Updated: May 14
"Watch what you read and who you follow when looking at personal finances"
By: Allan R Kirby
I believe that there are many authentic people on social media who, with little or no formal education, provide very informative personal finance advice as a result of their real life experiences. When done properly, such people can bring a wealth of information to readers and help them become successful in reaching their financial goals without being overly complicated and technical. This cannot be said for the major banks, who have not always done a good job in helping their customers become successful with their finances. Worse, there is still ongoing issues of trust with the major banks. The recent Wells Fargo fake account and insurance scandals show they are still making mistakes and looking at profits instead of the interests of their customers.
“So if there is good advice, how can Social Media lead to financial problems?"
I have learned two things from social media about Personal Finance. First, there is an incredible amount of financial information available and second, just about anyone can pass themselves off as an expert. This, of course, is dangerous because the financial information that is being provided:
Can be very superficial with no real clear detailed explanation on how to achieve the stated objectives (e.g. “how to retire by 30 years old in three easy steps”).
Is using complex investment strategies and assuming its simple and easy to following, skipping the tax, risks and regulatory issues (e.g. “Invest in a drone business and earn big profits in weeks”; “Invest in Bitcoin and retire young”).
Is to promote products and services that the individuals are not fully familiar with nor have any intention of using.
The rapid growth of social media has meant that brands regardless of size are increasingly using these platforms as a venue to get visibility into their products and services. Leveraging celebrities, social media influencers and “Youtubers” to reach target audiences and increase sales is a great idea but it comes with risks. The problems are twofold. Firstly, influencers can push products, services and even advice that is misguided; based on no practical experience and/or designed just to increase a following to obtain endorsements. Secondly, when social media influencers/celebrities are paid, the relationship between the brand and the individuals is not always clearly distinguishable from an authentic endorsement or simply being a paid advertisement.
There is a growing concern, not just in the financial field but other fields such as health and medicine where people take advice from these influencers/celebrities even if it flies in the face of conventional wisdom.
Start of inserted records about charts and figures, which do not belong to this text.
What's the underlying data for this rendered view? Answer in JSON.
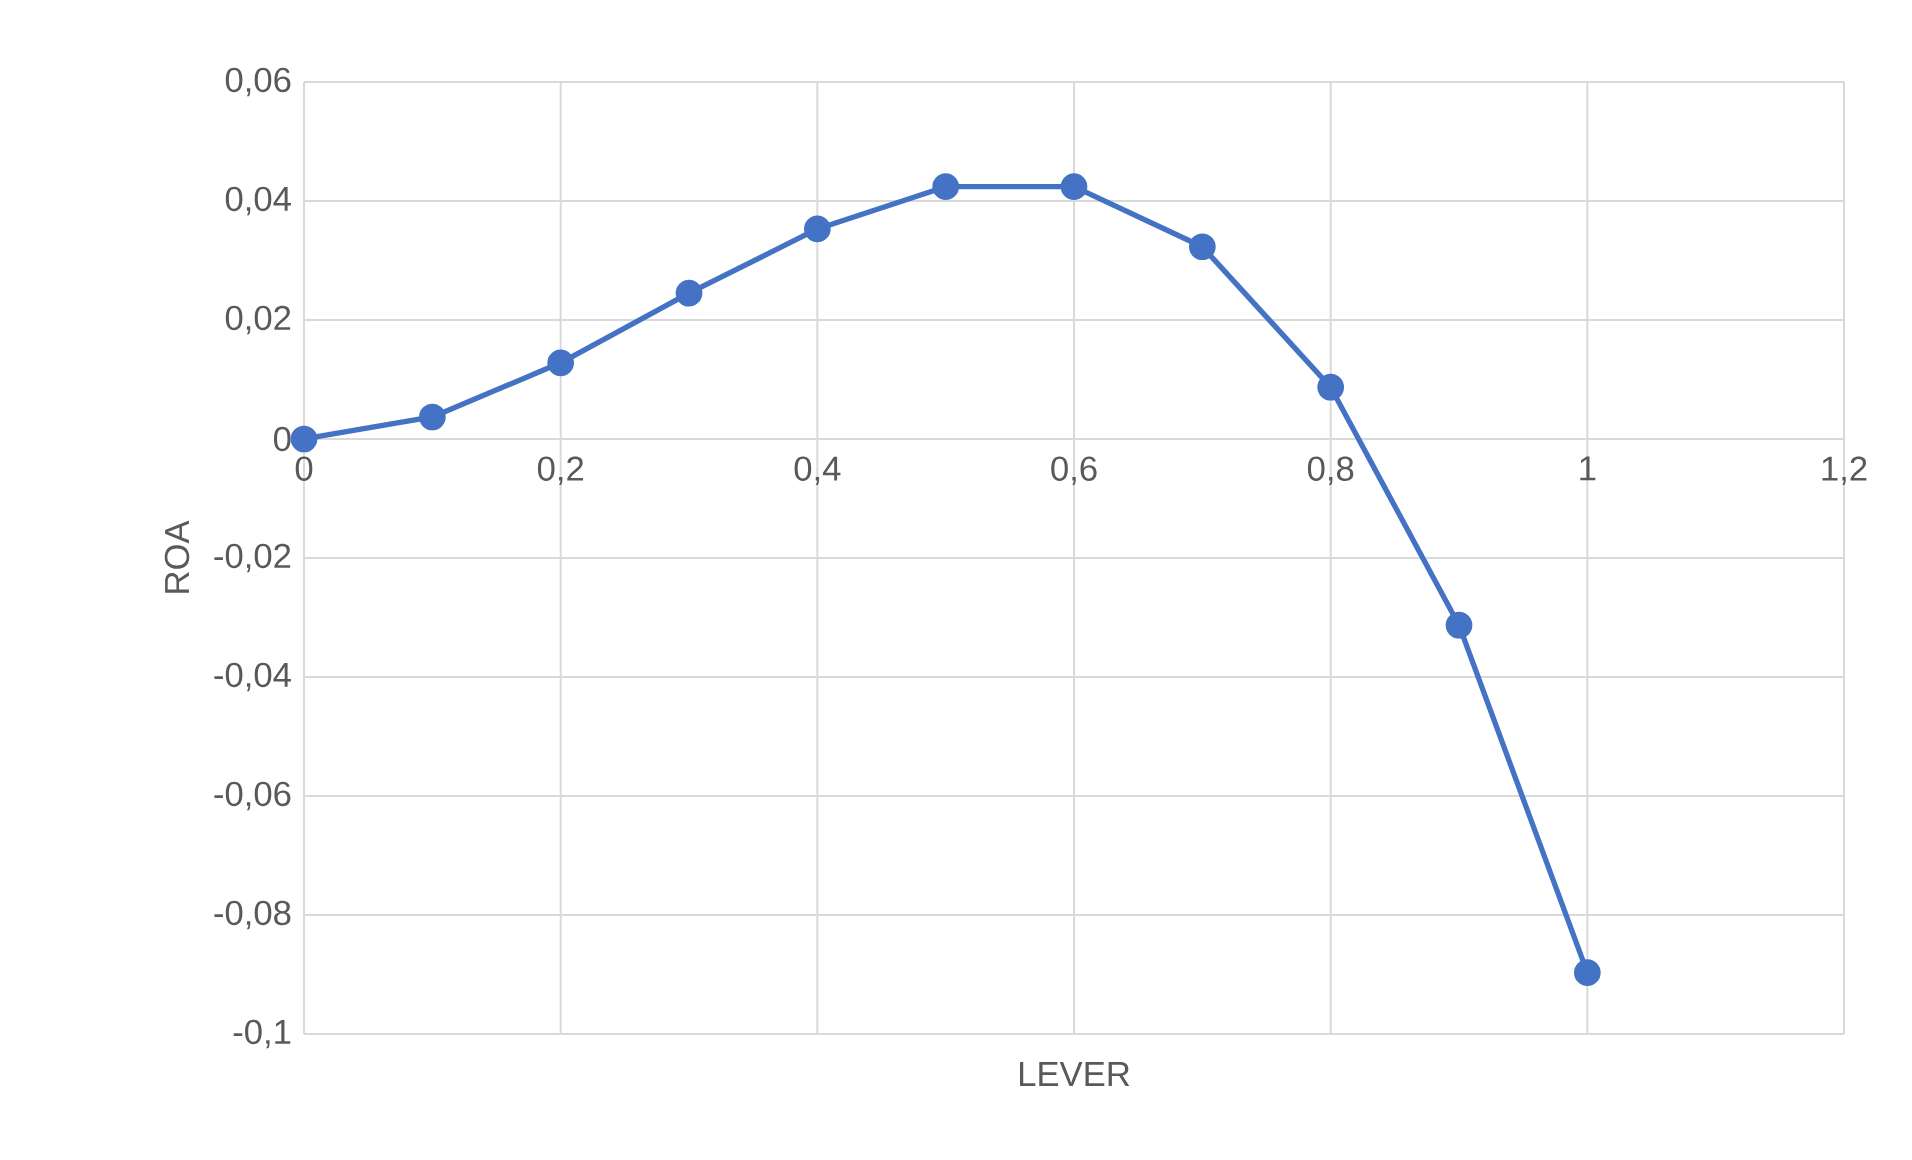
{
  "chart_data": {
    "type": "line",
    "xlabel": "LEVER",
    "ylabel": "ROA",
    "x": [
      0,
      0.1,
      0.2,
      0.3,
      0.4,
      0.5,
      0.6,
      0.7,
      0.8,
      0.9,
      1.0
    ],
    "series": [
      {
        "color": "#4472c4",
        "values": [
          0,
          0.0037,
          0.0128,
          0.0245,
          0.0353,
          0.0424,
          0.0424,
          0.0323,
          0.0087,
          -0.0313,
          -0.0897
        ]
      }
    ],
    "xlim": [
      0,
      1.2
    ],
    "xticks": [
      0,
      {
        "value": 0.2,
        "label": "0,2"
      },
      {
        "value": 0.4,
        "label": "0,4"
      },
      {
        "value": 0.6,
        "label": "0,6"
      },
      {
        "value": 0.8,
        "label": "0,8"
      },
      1,
      {
        "value": 1.2,
        "label": "1,2"
      }
    ],
    "ylim": [
      -0.1,
      0.06
    ],
    "yticks": [
      {
        "value": -0.1,
        "label": "-0,1"
      },
      {
        "value": -0.08,
        "label": "-0,08"
      },
      {
        "value": -0.06,
        "label": "-0,06"
      },
      {
        "value": -0.04,
        "label": "-0,04"
      },
      {
        "value": -0.02,
        "label": "-0,02"
      },
      0,
      {
        "value": 0.02,
        "label": "0,02"
      },
      {
        "value": 0.04,
        "label": "0,04"
      },
      {
        "value": 0.06,
        "label": "0,06"
      }
    ],
    "grid": true,
    "marker": "circle",
    "line_style": "solid"
  }
}
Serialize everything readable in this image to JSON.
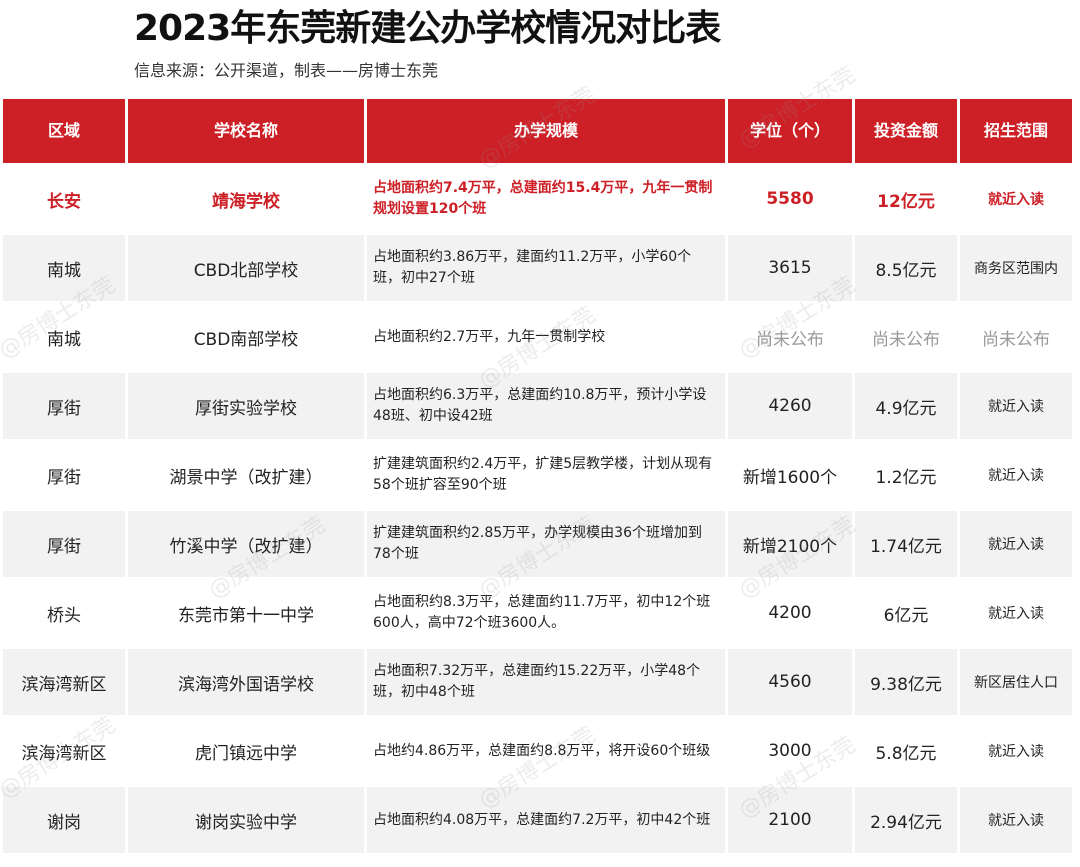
{
  "title": "2023年东莞新建公办学校情况对比表",
  "subtitle": "信息来源：公开渠道，制表——房博士东莞",
  "watermark_text": "@房博士东莞",
  "colors": {
    "header_bg": "#cd1f26",
    "highlight_text": "#cd1f26",
    "pending_text": "#9a9a9a"
  },
  "table": {
    "headers": [
      "区域",
      "学校名称",
      "办学规模",
      "学位（个）",
      "投资金额",
      "招生范围"
    ],
    "rows": [
      [
        "长安",
        "靖海学校",
        "占地面积约7.4万平，总建面约15.4万平，九年一贯制规划设置120个班",
        "5580",
        "12亿元",
        "就近入读"
      ],
      [
        "南城",
        "CBD北部学校",
        "占地面积约3.86万平，建面约11.2万平，小学60个班，初中27个班",
        "3615",
        "8.5亿元",
        "商务区范围内"
      ],
      [
        "南城",
        "CBD南部学校",
        "占地面积约2.7万平，九年一贯制学校",
        "尚未公布",
        "尚未公布",
        "尚未公布"
      ],
      [
        "厚街",
        "厚街实验学校",
        "占地面积约6.3万平，总建面约10.8万平，预计小学设48班、初中设42班",
        "4260",
        "4.9亿元",
        "就近入读"
      ],
      [
        "厚街",
        "湖景中学（改扩建）",
        "扩建建筑面积约2.4万平，扩建5层教学楼，计划从现有58个班扩容至90个班",
        "新增1600个",
        "1.2亿元",
        "就近入读"
      ],
      [
        "厚街",
        "竹溪中学（改扩建）",
        "扩建建筑面积约2.85万平，办学规模由36个班增加到78个班",
        "新增2100个",
        "1.74亿元",
        "就近入读"
      ],
      [
        "桥头",
        "东莞市第十一中学",
        "占地面积约8.3万平，总建面约11.7万平，初中12个班600人，高中72个班3600人。",
        "4200",
        "6亿元",
        "就近入读"
      ],
      [
        "滨海湾新区",
        "滨海湾外国语学校",
        "占地面积7.32万平，总建面约15.22万平，小学48个班，初中48个班",
        "4560",
        "9.38亿元",
        "新区居住人口"
      ],
      [
        "滨海湾新区",
        "虎门镇远中学",
        "占地约4.86万平，总建面约8.8万平，将开设60个班级",
        "3000",
        "5.8亿元",
        "就近入读"
      ],
      [
        "谢岗",
        "谢岗实验中学",
        "占地面积约4.08万平，总建面约7.2万平，初中42个班",
        "2100",
        "2.94亿元",
        "就近入读"
      ]
    ]
  }
}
Their influence and ability to provide what is perceived to be sound advice could in fact be detrimental to you your finances. Additionally, someone else’s success does not guarantee that a similar methodology will work for you. No matter how much you disagree with me, you may not be successful or have the same desired results as the influencer. One of the more visible examples was the online Fyre Festival, which — billed as an event with “first-class culinary experiences and a luxury atmosphere” — was hyped with the help of flashy promotional videos and celebrities.” It turned out to be anything but a success. It was a disaster and people lost out financially along with some pride, but it showed how influencers/celebrities endorsed without any due diligence. This scenario is likely being played out regularly on a smaller scale affecting many people for which we have no insight into, one example is myself. I receive messages weekly on a number of questionable trading practices from so called “Experts”. Doing my own diligence, I did some digging and found that in some cases the stated products were in fact either illegal or in a legal grey zone. I did not accept but who is to say someone else did not?
“Social influencers can push products and services for endorsements with no thought of the consequences of their viewers ?"
It’s not just influencers, it can be your friends and acquaintances
Finally, time and time again, I have talked to people who seem to be frustrated with their friends and acquaintances on social media. The reason is that they are envious of the people they see on Facebook, whom they see as leading the perfect life, taking vacations, never stressing about money and always seem to have everything they want and need. This creates a vicious cycle where you want to have what the others have so you in turn feel compelled to buy the same or similar items as seen on other social media sites. In fact you may even go as far as being compelled to have the same or better selfie while on that exotic trip. However, all this can lead to possible overspending and additional stress for buying things just to present the appearance of an ideal life. Truth be known, most people are likely leading a much different life, which you simply do not know about. This was more than evident from my experience. I have known people showing an ideal life when in fact it was a mess, but perception is everything online. Unlike the real world, you can paint a picture perfect world on social media even if it’s not the case. So be careful of who you following. You never know what is truly happening behind the scenes.
As noted by Alice G. Walton of Forbes “We’ve all felt Facebook-inspired pangs of jealousy when we flip through the pictures of friends lounging on the beach when we’ve just trudged through the snow to the office. These feelings of jealousy or envy have to do with the comparisons that we implicitly make between ourselves and our “friends,” or in many cases, our distant online acquaintances.”
Make your own decisions
Trying to keep up with friends and acquaintances or taking advice from social media influencers has the potential of causing you to get into financial trouble by overspending and losing money on risky investments. By all means go buy something from your influencers but just keep it moderated. You never know what the motivations are behind the influencers and you can never really tell what the true financial situation is with your online friends. For some it is not easy, but remember we can never truly know what is really going on behind the social media account. As a result I am one who takes a much more cautious approach when dealing with people on social media when it comes to finances.